Le MR a également dénoncé l' »écran de fumée » dressé par Magnette, selon le parti libéral. « D’abord ce n’était la faute de personne, ensuite tout le bureau doit démissionner », a dénoncé le ministre wallon du budget Adrien Dolimont. Le président du MR, Georges-Louis Bouchez, a demandé la démission de Marcourt, ainsi que le départ immédiat de Janssens « Il est actuellement suspendu avec son salaire sans travailler, ce n’est pas acceptable », a fustigé Bouchez sur RTL.

Georges-Louis Bouchez, dont le parti siège dans la majorité wallonne, n’a pas suivi le président du PS Paul Magnette dans son appel à une démission collective de l’ensemble du bureau, y voyant « un écran de fumée ». « Il faut arrêter avec les symboles. Il y a des responsabilités spécifiques », a-t-il déclaré, ajoutant qu' »aucun représentant du MR n’a participé à ces voyages » et que le parti avait refusé la construction à Namur d’un tunnel reliant le parlement wallon à la maison des parlementaires. « Celui qui voulait savoir pouvait savoir », a-t-il conclu. Dans un deuxième temps, le président du MR a ajouté être ouvert à remodeler le bureau, uniquement lorsque des mesures auront été prises.

Après ce remaniement, les partis majoritaires y siègeront d’ailleurs à nouveau. Ces chaises musicales ressemblent donc plus à un geste plutôt symbolique qu’autre chose. Ceux qui renoncent à leur siège perdront en effet une allocation d’environ 1 000 euros par mois.

Le président du Parlement wallon, Jean-Claude Marcourt (PS), s’est dit lundi disposé à démissionner de ses fonctions si l’ensemble du Bureau du parlement wallon fait également un pas de côté, a-t-il annoncé au Soir.

« Il est hors de question pour moi de démissionner seul »

Jean-Claude Marcourt (PS), s’est dit disposé à démissionner de ses fonctions si l’ensemble du Bureau du parlement wallon fait également un pas de côté, a-t-il annoncé au Soir.

« J’ai le sentiment de n’avoir commis aucune faute. Je considère que depuis mon arrivée à la présidence en septembre 2019, j’ai fait les choses comme elles devaient être faites. Il est hors de question pour moi de démissionner seul et de donner l’idée qu’une faute a été commise de ma part. Mais par contre, je m’inscris dans la demande d’une démission collective du Bureau.
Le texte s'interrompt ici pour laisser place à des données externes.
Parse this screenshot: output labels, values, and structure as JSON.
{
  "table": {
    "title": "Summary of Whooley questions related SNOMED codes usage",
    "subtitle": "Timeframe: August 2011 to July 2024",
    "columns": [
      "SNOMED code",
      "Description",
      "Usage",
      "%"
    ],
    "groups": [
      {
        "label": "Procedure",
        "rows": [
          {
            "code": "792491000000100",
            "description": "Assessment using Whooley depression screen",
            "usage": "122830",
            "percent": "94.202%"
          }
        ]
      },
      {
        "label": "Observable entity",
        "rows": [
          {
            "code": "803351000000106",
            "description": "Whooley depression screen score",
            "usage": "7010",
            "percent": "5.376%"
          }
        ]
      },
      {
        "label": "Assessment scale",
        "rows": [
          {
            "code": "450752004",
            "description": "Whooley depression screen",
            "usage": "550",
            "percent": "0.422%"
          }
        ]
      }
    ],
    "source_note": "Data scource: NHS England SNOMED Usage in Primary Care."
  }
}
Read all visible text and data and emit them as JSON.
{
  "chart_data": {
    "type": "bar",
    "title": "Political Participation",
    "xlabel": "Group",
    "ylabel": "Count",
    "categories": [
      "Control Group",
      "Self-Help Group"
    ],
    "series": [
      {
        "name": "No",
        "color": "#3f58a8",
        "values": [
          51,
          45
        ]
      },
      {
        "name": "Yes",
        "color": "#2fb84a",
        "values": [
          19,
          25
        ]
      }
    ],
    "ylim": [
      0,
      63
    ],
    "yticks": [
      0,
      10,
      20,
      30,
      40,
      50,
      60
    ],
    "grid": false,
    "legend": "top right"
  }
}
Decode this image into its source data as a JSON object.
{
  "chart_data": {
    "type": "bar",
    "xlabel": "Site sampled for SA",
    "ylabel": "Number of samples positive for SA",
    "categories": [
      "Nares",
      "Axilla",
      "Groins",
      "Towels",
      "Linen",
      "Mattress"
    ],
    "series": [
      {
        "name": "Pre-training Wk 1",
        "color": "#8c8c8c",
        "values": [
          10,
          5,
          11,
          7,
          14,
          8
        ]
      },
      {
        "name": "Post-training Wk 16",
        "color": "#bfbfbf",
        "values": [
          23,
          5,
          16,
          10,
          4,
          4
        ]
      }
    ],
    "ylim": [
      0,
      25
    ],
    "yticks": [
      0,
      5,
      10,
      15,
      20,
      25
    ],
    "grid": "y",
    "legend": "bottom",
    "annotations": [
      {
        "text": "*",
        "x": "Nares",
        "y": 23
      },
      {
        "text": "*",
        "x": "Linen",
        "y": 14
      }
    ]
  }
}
Afin de la rendre possible, je suis donc disponible pour démissionner spontanément », a-t-il indiqué.

L’annonce ne clarifie pas pleinement l’imbroglio politique, le Liégeois n’entendant se retirer que dans le cas d’une démission collective. Sur Twitter, le président du PS a rapidement salué la décision de M. Marcourt « de démissionner afin de rendre possible le renouvellement du Bureau du Parlement de Wallonie ».  « Cet acte était nécessaire pour rétablir la crédibilité de l’institution et restaurer la confiance entre les citoyens wallons et leurs élu(e)s », a ajouté le Carolo.